Cukai di Indonesia
Berikut ringkasan komprehensif tentang Cukai di Indonesia:
Cukai adalah pungutan negara atas barang-barang tertentu yang memiliki dampak negatif bagi masyarakat atau lingkungan, seperti rokok, alkohol, dan rokok elektrik, yang dikelola oleh Direktorat Jenderal Bea dan Cukai (DJBC) di bawah Kementerian Keuangan. Tujuannya selain meningkatkan penerimaan negara, juga untuk mengendalikan konsumsi dan melindungi kesehatan—misalnya, potongan cukai rokok wajib dialokasikan untuk dana kesehatan melalui BPJS sesuai Perpres.

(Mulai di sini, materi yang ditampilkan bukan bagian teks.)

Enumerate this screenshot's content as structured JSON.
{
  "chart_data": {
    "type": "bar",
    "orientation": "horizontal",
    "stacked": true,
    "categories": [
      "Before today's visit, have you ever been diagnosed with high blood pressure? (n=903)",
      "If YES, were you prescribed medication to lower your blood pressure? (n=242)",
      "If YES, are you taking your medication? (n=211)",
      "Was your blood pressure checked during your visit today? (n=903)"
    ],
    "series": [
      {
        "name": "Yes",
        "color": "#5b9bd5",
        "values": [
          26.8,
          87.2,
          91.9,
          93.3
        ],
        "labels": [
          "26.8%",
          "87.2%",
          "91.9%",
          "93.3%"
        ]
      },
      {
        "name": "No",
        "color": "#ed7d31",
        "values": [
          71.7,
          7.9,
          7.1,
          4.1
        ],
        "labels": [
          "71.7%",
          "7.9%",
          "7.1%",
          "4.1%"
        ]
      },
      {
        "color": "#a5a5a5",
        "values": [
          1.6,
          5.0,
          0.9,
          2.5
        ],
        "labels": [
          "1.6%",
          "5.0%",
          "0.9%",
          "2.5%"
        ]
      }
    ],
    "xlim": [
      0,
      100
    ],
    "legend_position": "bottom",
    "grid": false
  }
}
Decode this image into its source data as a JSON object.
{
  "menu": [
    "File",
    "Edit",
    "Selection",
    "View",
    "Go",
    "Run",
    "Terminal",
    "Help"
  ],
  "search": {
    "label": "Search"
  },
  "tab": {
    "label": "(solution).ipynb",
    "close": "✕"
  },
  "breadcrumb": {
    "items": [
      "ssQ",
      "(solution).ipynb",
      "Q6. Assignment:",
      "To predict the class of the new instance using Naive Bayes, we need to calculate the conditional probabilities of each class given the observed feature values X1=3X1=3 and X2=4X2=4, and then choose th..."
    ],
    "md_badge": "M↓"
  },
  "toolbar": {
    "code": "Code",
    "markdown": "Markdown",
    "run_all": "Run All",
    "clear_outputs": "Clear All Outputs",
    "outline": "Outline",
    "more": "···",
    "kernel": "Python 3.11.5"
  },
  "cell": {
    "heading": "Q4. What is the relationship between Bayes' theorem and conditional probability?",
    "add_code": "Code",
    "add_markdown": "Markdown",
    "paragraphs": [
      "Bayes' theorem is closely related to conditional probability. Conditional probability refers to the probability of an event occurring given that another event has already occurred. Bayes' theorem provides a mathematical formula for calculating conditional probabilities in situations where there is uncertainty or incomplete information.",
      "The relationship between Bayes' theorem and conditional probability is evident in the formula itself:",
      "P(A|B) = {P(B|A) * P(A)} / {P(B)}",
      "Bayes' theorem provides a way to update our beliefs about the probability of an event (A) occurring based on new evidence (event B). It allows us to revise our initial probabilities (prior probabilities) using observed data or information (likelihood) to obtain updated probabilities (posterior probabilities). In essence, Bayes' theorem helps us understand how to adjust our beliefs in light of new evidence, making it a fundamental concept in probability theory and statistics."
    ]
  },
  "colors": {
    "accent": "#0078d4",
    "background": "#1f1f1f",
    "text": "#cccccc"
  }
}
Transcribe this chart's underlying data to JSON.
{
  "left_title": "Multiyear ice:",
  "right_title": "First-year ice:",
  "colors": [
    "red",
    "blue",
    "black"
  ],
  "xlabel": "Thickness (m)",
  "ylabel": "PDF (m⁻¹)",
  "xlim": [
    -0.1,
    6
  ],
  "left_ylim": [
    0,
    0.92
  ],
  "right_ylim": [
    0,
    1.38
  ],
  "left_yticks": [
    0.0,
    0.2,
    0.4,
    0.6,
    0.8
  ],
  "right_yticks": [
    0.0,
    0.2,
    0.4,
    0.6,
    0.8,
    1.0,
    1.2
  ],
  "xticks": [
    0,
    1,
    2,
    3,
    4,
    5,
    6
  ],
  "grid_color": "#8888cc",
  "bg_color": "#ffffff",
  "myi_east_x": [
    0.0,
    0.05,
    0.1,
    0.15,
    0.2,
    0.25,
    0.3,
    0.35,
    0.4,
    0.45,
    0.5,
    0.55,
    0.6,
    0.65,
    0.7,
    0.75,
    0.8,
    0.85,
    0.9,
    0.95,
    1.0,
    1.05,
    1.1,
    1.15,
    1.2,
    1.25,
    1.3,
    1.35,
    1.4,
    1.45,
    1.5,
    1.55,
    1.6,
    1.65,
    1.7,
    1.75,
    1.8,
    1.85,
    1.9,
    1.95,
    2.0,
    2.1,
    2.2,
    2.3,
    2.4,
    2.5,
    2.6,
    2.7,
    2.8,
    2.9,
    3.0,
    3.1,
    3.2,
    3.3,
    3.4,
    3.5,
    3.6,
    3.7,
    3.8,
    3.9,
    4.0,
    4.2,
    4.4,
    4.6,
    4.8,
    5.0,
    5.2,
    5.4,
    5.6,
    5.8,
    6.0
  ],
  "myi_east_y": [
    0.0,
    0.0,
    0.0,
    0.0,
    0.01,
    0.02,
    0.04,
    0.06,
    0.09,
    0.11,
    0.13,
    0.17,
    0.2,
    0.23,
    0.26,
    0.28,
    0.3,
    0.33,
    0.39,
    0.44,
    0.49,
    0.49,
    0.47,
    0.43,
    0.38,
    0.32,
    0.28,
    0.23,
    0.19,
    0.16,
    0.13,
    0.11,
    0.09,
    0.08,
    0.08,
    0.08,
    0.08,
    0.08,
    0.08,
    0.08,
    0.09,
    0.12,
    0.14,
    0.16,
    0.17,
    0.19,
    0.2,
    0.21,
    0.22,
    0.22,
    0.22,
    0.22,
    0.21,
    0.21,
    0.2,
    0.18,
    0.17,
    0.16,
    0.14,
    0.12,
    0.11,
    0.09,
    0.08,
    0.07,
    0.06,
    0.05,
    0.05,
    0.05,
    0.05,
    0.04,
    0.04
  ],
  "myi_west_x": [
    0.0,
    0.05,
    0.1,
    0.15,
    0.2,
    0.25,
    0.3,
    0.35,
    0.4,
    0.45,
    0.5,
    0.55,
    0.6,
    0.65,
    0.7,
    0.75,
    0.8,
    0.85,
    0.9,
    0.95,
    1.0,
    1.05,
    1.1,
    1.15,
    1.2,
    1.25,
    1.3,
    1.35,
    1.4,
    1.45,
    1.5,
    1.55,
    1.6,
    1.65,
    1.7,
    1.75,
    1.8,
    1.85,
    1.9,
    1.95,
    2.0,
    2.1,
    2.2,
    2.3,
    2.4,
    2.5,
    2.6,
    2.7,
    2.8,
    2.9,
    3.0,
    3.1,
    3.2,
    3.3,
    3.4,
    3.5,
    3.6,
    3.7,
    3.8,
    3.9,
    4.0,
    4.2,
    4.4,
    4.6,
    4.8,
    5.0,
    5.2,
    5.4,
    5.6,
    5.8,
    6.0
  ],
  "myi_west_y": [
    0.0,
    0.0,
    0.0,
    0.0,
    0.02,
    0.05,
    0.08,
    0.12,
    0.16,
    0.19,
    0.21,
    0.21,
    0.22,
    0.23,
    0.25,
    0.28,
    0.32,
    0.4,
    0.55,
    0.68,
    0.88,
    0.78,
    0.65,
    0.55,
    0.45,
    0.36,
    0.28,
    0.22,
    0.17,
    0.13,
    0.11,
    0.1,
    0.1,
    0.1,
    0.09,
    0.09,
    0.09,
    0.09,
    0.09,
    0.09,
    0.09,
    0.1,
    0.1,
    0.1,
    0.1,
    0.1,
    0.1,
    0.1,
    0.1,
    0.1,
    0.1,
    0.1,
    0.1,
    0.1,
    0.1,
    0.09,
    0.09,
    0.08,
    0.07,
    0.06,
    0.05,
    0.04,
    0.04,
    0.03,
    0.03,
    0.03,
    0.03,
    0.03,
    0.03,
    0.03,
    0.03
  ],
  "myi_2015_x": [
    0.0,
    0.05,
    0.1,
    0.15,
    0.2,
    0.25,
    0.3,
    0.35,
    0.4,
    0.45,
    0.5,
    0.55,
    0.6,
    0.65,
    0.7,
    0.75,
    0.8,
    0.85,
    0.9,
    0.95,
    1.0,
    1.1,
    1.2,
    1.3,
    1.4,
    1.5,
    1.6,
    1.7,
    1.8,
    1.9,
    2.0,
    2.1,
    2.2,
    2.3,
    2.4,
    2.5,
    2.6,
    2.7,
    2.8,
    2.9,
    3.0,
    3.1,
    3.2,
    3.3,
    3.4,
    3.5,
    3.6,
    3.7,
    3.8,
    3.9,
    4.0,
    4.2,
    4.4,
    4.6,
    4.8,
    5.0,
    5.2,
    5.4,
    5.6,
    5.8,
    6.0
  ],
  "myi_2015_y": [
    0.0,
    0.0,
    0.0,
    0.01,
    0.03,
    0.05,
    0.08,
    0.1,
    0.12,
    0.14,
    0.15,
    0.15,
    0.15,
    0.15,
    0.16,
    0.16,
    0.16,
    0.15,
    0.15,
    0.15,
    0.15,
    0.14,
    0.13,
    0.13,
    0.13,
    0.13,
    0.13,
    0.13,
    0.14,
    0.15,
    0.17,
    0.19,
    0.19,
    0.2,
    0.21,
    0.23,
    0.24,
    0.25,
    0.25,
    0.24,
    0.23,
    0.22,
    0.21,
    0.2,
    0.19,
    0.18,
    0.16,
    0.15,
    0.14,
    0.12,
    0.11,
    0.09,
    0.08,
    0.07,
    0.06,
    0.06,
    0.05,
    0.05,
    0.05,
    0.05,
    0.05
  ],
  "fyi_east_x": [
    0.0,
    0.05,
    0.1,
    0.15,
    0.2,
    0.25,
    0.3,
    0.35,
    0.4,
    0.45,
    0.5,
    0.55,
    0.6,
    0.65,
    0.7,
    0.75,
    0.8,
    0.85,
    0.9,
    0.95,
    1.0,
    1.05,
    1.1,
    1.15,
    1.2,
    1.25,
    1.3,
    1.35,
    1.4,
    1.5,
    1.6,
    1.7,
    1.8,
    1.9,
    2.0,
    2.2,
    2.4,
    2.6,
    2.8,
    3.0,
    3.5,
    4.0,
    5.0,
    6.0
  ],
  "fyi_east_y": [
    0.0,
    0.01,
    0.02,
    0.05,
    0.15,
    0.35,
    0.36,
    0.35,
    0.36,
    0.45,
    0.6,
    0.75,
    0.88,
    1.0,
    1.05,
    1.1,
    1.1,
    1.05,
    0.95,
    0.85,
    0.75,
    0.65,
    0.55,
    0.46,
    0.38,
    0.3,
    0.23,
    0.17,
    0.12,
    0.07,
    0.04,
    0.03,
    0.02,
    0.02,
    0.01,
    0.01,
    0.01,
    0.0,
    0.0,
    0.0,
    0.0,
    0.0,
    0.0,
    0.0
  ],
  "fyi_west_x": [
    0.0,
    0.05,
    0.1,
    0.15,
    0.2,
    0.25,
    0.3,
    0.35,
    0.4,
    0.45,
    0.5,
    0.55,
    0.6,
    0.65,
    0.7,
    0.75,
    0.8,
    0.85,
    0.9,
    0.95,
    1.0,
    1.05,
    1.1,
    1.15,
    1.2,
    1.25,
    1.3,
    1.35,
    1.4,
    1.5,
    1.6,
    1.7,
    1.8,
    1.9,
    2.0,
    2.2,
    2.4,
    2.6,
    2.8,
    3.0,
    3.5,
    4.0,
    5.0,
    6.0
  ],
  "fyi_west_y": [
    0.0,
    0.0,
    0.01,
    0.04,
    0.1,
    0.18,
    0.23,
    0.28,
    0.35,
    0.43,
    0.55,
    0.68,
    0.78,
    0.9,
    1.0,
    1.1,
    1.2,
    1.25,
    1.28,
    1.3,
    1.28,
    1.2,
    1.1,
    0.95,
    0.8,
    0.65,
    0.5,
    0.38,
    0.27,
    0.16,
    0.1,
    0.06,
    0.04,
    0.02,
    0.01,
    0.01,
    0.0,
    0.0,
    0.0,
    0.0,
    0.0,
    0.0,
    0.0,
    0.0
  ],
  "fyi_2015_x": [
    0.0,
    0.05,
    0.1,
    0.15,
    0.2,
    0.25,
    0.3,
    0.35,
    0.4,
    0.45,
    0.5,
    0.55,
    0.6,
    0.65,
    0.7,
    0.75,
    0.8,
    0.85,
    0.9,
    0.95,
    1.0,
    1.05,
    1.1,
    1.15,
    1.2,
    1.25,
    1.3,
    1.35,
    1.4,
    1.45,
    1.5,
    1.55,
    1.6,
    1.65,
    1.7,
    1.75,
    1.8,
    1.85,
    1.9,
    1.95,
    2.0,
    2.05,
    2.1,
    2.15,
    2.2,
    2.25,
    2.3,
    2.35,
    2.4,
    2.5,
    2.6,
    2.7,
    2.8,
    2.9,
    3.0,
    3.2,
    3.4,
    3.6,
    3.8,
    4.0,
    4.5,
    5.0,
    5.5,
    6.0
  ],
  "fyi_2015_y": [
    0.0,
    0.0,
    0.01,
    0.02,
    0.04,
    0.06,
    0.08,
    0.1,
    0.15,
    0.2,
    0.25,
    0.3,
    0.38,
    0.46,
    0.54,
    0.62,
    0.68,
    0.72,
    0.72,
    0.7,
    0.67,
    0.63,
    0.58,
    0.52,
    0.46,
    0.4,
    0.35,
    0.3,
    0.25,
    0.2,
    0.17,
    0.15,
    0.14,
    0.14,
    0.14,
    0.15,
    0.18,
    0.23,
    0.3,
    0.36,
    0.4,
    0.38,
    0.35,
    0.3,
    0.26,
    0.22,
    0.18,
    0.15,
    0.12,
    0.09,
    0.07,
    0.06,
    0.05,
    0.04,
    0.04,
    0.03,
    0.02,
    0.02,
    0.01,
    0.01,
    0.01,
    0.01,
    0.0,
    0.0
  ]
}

Sejarahnya bermula dari masa kolonial Belanda dengan lembaga De Dienst der Invoer en Uitvoerrechten en Accijnzen (dibentuk 1928), lalu pada pendudukan Jepang (1942) hanya fokus pada cukai. Setelah kemerdekaan, DJBC resmi berdiri pada 1 Oktober 1946 dengan kepala pertama R.A. Kartadjoemena, dan namanya berubah menjadi Direktorat Jenderal Bea dan Cukai sejak 1965.
Reformasi besar dilakukan pasca-1998 untuk memberantas korupsi, mempercepat layanan, dan memperbaiki klasifikasi barang—seperti program Penertiban Impor Berisiko yang diapresiasi pelaku industri. Saat ini hanya tiga komoditas yang dikenakan cukai, namun ke depan barang lain berpotensi ditambahkan sesuai karakteristik yang ditetapkan undang-undang.